In almost every industry the barriers of entry are low, and it’s much easier to start a business and build something new. Halligan mentioned that when they started Hubspot, there were 13 marketing software companies in the world, and now, there are over 6,000. So, the competition in most industries has risen, which makes it harder for companies to compete only on the product.

“People spend all their time worrying about the product itself, and the product-market fit. But you gotta get the experience-market fit too. And it’s really hard to get that right”.

Halligan mentioned that a lot of the innovation done in large, successful companies is now focused on the buying and using experience rather than the product itself. He suggested that creating a superior customer experience can be an effective way to grow today. “You can gain not permanent but deep competitive advantage by getting really good at customer experience.”

OBF NBF Online-3

Illustration by Linda Saukko-Rauta

From a Funnel to a Flywheel

Being a marketing mastermind, the final wider issue Halligan raised was naturally the shift in the field of marketing and sales. He said that the funnel metaphor he has used his entire career to describe how marketing generates leads and sales turns them into customers is now out of date.

Halligan explained that even though many of Hubspot’s new customers have found their marketing and sales efforts useful, the final decision on why people buy has been that they either have used the platform in their previous work or that their friend recommended it. “So, I actually think that when you’re trying to represent why people buy, and you try to optimize that, you need the customer to be a part of that too”.

Therefore, instead of a funnel, Halligan would put marketing, sales, and the customers into a flywheel. The lower the friction in your wheel, the faster you can make that wheel spin, and the faster you grow your business, he proposed.

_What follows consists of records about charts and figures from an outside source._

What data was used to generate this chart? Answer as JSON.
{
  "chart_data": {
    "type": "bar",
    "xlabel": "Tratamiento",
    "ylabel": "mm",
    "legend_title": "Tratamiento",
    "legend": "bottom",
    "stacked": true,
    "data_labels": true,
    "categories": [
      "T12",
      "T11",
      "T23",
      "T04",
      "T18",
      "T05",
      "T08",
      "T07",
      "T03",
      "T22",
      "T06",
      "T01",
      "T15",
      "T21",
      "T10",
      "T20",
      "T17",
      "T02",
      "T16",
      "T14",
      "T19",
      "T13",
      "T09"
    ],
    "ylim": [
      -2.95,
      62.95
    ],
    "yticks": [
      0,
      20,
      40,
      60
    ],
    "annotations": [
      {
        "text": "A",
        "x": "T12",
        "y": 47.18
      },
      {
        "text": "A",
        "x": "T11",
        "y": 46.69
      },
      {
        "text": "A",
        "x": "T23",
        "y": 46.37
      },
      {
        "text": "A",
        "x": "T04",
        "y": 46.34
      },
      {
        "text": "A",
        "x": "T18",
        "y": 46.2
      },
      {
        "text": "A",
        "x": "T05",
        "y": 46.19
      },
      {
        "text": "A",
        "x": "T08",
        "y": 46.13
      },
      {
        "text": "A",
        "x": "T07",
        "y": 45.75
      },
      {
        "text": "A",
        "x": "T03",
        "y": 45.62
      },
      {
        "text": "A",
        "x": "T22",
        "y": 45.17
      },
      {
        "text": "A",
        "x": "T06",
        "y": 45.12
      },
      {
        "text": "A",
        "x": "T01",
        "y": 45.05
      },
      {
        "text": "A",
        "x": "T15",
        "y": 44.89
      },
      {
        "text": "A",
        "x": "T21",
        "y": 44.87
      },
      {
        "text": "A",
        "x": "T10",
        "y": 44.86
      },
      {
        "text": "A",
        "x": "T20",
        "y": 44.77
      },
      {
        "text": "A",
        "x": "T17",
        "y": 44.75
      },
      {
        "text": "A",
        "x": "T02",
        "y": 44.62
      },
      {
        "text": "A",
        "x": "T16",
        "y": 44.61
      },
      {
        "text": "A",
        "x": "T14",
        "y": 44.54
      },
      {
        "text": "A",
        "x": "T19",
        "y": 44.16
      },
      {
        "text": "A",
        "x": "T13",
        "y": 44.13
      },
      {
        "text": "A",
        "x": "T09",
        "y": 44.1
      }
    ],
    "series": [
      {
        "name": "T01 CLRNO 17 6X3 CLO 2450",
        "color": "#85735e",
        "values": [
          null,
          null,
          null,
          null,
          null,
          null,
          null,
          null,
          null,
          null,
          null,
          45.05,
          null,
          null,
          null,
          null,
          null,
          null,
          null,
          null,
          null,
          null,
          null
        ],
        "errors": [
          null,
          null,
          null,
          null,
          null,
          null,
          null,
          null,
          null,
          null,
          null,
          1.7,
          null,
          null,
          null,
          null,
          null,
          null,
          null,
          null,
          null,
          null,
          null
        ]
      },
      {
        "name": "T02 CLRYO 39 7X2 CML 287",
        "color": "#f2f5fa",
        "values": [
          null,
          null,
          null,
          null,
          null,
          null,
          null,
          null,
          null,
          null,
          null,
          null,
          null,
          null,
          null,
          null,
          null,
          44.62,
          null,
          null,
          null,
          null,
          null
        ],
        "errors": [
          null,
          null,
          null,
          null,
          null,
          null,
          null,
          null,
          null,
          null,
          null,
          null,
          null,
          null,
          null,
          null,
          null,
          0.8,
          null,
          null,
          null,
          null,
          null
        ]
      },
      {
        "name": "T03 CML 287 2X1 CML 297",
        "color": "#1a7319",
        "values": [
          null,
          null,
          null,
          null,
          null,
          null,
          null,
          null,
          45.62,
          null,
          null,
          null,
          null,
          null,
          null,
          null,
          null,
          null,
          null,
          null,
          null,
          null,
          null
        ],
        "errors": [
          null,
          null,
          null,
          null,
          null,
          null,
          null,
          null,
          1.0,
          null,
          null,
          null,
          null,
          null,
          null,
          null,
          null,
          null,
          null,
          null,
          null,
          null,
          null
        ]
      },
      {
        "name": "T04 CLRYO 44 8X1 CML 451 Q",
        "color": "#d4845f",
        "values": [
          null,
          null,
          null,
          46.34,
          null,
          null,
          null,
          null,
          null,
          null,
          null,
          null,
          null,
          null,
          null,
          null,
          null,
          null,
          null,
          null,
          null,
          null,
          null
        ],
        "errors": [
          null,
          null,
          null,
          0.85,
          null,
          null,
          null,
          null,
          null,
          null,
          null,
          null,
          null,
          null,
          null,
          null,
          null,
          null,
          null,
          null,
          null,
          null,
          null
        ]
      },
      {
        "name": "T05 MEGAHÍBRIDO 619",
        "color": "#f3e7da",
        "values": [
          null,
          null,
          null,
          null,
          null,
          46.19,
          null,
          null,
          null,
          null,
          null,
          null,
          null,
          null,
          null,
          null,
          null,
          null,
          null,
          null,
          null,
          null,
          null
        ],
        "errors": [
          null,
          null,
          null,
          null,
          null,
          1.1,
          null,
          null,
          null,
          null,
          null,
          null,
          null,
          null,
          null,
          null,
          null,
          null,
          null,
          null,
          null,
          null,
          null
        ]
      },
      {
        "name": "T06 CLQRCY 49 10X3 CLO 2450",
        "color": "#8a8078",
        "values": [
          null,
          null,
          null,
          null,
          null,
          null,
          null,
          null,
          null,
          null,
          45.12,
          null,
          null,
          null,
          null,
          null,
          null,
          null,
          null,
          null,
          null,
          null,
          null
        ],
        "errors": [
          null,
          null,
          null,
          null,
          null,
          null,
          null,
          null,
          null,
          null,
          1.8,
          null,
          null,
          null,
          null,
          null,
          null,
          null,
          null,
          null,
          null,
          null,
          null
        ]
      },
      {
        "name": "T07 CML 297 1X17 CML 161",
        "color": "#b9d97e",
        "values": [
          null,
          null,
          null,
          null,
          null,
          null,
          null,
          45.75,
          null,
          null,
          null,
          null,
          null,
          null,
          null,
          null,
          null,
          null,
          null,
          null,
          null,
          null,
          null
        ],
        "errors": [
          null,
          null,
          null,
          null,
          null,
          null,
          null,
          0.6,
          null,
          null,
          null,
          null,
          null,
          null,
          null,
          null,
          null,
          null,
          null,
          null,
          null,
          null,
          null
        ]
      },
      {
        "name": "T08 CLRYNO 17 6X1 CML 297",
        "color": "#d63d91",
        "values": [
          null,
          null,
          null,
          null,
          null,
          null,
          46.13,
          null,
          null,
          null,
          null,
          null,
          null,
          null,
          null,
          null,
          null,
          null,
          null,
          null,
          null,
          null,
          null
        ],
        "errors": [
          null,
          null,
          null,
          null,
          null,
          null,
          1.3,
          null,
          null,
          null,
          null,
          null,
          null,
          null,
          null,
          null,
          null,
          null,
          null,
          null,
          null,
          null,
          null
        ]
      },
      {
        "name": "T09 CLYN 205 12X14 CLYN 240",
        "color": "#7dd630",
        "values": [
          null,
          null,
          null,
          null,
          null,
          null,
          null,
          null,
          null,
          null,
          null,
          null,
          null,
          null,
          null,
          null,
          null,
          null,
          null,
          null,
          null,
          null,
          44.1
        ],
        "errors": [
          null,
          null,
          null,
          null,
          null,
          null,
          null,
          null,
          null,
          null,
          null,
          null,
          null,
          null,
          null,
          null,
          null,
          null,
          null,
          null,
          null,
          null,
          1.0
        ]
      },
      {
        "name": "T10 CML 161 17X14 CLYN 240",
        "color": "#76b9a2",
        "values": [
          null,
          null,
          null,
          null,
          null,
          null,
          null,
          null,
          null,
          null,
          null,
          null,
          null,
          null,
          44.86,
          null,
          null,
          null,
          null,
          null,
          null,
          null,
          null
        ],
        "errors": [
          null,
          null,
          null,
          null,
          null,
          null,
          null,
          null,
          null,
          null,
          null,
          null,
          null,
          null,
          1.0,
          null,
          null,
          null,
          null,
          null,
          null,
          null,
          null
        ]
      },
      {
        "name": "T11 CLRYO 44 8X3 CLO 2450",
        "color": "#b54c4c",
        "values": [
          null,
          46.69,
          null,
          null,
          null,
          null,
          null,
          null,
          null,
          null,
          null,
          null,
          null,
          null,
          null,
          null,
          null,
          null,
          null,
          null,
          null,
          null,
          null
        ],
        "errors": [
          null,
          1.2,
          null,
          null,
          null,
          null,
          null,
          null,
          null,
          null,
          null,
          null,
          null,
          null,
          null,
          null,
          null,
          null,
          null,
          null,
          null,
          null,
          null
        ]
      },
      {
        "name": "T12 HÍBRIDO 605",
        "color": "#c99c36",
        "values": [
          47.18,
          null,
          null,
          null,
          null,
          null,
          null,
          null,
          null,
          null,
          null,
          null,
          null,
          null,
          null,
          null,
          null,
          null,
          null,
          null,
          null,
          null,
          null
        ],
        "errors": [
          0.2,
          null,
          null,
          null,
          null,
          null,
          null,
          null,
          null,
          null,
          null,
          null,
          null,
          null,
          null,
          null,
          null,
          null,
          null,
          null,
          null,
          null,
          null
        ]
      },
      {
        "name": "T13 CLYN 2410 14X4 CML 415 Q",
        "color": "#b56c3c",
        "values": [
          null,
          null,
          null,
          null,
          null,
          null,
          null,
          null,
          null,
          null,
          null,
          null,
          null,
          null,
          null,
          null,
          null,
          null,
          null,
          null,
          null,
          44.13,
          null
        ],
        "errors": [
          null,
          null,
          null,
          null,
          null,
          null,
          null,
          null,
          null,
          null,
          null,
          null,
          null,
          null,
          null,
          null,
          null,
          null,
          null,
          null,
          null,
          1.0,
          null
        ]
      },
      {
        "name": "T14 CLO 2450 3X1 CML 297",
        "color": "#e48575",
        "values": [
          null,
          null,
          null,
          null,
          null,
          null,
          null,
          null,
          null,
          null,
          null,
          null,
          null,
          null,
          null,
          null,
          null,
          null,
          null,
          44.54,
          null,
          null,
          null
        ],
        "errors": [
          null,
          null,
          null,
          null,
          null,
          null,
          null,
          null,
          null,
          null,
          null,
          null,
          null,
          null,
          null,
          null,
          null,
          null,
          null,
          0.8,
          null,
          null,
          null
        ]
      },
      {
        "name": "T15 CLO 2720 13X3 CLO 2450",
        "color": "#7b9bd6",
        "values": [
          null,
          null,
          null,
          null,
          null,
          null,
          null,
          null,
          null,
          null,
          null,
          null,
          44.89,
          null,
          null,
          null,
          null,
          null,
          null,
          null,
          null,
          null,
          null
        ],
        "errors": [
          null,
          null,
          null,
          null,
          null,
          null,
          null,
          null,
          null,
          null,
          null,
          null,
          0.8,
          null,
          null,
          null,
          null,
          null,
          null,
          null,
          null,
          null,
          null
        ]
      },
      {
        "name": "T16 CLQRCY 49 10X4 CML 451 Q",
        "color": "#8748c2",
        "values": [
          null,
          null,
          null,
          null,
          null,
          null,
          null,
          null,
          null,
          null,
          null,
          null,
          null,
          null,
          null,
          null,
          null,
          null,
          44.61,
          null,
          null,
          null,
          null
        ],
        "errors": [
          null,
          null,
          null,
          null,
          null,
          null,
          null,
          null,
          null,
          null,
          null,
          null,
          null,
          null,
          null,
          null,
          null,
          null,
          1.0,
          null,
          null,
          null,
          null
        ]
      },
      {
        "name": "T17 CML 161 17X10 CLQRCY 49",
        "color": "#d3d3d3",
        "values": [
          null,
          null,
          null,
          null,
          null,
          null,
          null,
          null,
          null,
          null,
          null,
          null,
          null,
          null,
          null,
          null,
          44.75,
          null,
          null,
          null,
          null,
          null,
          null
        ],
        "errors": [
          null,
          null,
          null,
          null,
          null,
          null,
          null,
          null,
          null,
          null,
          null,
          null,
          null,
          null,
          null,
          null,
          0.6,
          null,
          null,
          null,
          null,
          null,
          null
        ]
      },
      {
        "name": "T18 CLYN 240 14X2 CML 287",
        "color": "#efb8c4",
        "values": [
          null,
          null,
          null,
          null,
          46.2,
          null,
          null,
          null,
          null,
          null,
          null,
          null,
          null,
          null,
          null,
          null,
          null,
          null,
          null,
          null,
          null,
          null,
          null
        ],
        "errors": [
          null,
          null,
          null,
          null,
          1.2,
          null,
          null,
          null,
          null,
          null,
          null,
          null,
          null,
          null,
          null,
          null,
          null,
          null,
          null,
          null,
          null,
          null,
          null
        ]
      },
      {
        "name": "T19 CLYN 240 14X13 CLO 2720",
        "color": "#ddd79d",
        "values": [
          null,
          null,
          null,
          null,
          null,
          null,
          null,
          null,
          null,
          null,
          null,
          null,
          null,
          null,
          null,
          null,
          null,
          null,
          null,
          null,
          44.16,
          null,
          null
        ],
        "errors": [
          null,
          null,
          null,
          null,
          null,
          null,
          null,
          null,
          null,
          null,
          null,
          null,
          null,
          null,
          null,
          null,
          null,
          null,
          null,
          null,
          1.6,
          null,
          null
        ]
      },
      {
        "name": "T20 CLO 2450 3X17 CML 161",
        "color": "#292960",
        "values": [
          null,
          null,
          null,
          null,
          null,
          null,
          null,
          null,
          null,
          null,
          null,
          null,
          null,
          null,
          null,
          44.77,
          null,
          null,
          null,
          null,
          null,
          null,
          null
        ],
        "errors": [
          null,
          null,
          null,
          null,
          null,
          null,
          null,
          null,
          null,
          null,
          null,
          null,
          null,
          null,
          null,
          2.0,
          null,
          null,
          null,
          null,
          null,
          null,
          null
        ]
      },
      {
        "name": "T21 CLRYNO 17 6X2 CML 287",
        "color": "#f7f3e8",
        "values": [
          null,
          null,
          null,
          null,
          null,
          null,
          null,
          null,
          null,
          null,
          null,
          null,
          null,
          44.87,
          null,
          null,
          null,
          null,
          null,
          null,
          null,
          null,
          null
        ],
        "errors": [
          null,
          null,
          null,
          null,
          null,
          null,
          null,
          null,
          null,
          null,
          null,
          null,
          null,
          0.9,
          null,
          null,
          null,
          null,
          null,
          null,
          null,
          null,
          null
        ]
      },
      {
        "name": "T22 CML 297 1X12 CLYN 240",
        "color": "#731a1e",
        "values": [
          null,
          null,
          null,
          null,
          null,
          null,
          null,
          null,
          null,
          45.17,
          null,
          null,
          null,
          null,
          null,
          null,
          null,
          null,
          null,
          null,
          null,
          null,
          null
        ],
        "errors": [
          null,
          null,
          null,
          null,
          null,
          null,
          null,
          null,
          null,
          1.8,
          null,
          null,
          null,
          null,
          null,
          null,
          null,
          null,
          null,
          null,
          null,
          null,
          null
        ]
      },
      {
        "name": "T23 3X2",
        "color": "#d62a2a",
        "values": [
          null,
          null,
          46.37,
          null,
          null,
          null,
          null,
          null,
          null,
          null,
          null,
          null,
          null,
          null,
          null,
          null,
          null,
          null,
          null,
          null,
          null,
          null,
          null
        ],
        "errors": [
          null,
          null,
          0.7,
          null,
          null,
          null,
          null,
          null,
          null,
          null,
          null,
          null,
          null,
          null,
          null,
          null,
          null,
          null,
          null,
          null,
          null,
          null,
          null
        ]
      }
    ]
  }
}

To conclude, he argued that inbound marketing is actually more important than ever before. “It’s going to be even harder to attract people on the internet and interrupt them in productive ways. The internet gods are going to make that much harder. So creating content, pulling people in, and matching your go-to-market with the way people buy, that’s becoming more and more important.”



Key points:

  • The new normal in steady-state will look more like today than like 2019. Companies should challenge the norms in their businesses, rethink the conventional wisdom, and lean hard into the future.
  • The competition for great employees is going to go through the roof. That’s why companies have to make stronger value propositions to their employees in order to attract them and to attain them.
  • Customer experience will be even more highlighted in the new normal. Companies focusing on superior customer experience can grow and gain a great competitive advantage.
  • Inbound marketing meaning creating content, pulling people in, and matching your go-to-market with the way people buy is going to be even more important.

Questions:

  • What are the things you need to change in your organization to thrive in the new normal?
  • What is your value proposition to your employees?
  • How can you make your customer experience better?
  • How can you make your customer be part of your marketing flywheel?